You can evaluate the performance of your trained model using appropriate metrics such as mean average precision (mAP). Use a separate validation set or perform cross-validation to assess the model’s accuracy and fine-tune hyperparameters if necessary.

Once you are satisfied with the model’s performance, you can use it for inference on new, unseen images that are in the testing dataset. The model will detect objects, generate bounding boxes, and generate masks for the objects of interest.

If your model doesn’t achieve satisfactory results, you can fine-tune it by adjusting the hyperparameters or collecting more training data to improve its performance.

My model just had one class, and it could generate masks, provide prediction percentages, detect all the objects with the same color, save the results in a new folder, and run multiple images at the same time.

It’s worth noting that implementing Mask R-CNN from scratch can be a complex task, especially if you are new to deep learning.

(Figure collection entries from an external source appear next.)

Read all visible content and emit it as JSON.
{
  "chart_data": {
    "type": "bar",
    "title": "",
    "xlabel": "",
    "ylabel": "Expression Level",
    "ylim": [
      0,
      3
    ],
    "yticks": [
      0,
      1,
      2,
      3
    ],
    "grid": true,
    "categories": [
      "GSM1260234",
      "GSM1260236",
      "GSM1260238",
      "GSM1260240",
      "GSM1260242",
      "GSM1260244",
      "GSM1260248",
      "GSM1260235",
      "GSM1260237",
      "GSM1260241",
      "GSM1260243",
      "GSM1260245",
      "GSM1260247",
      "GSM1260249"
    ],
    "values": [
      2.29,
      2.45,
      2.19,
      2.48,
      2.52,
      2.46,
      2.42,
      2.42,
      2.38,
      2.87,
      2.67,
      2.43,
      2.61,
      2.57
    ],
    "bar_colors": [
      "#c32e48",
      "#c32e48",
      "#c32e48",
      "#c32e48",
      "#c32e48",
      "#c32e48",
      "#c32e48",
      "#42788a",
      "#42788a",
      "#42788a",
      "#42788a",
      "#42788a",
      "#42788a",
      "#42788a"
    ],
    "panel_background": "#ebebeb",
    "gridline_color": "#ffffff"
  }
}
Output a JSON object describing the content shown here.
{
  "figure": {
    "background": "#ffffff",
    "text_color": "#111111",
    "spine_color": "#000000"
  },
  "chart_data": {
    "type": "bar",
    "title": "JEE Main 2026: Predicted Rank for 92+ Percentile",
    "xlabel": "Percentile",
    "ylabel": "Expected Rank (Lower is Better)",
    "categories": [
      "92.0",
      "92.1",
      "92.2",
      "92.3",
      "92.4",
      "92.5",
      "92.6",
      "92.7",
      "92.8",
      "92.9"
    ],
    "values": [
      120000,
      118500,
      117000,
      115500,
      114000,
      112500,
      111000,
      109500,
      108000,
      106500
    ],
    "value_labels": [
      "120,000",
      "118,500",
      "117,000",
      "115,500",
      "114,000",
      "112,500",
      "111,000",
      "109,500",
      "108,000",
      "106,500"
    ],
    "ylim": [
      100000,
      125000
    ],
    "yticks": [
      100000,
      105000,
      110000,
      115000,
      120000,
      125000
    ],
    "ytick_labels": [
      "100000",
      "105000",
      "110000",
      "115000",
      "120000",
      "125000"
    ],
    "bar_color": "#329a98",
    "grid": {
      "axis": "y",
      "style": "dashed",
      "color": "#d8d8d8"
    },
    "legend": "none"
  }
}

Utilizing existing implementations and libraries can significantly simplify the process and save time.

Overall, Mask R-CNN generates binary masks for each detected object and achieves an exceptional level of granularity in understanding and segmenting objects in images. With its ability to handle multiple instances of the same object class and its versatility in detecting various object categories, Mask R-CNN emerges as an astonishing tool for instance segmentation. Its wide range of applications, including autonomous driving, medical imaging, and interactive image editing, coupled with its pre-trained models and open-source implementations, make it a truly extraordinary and powerful model in the field of computer vision.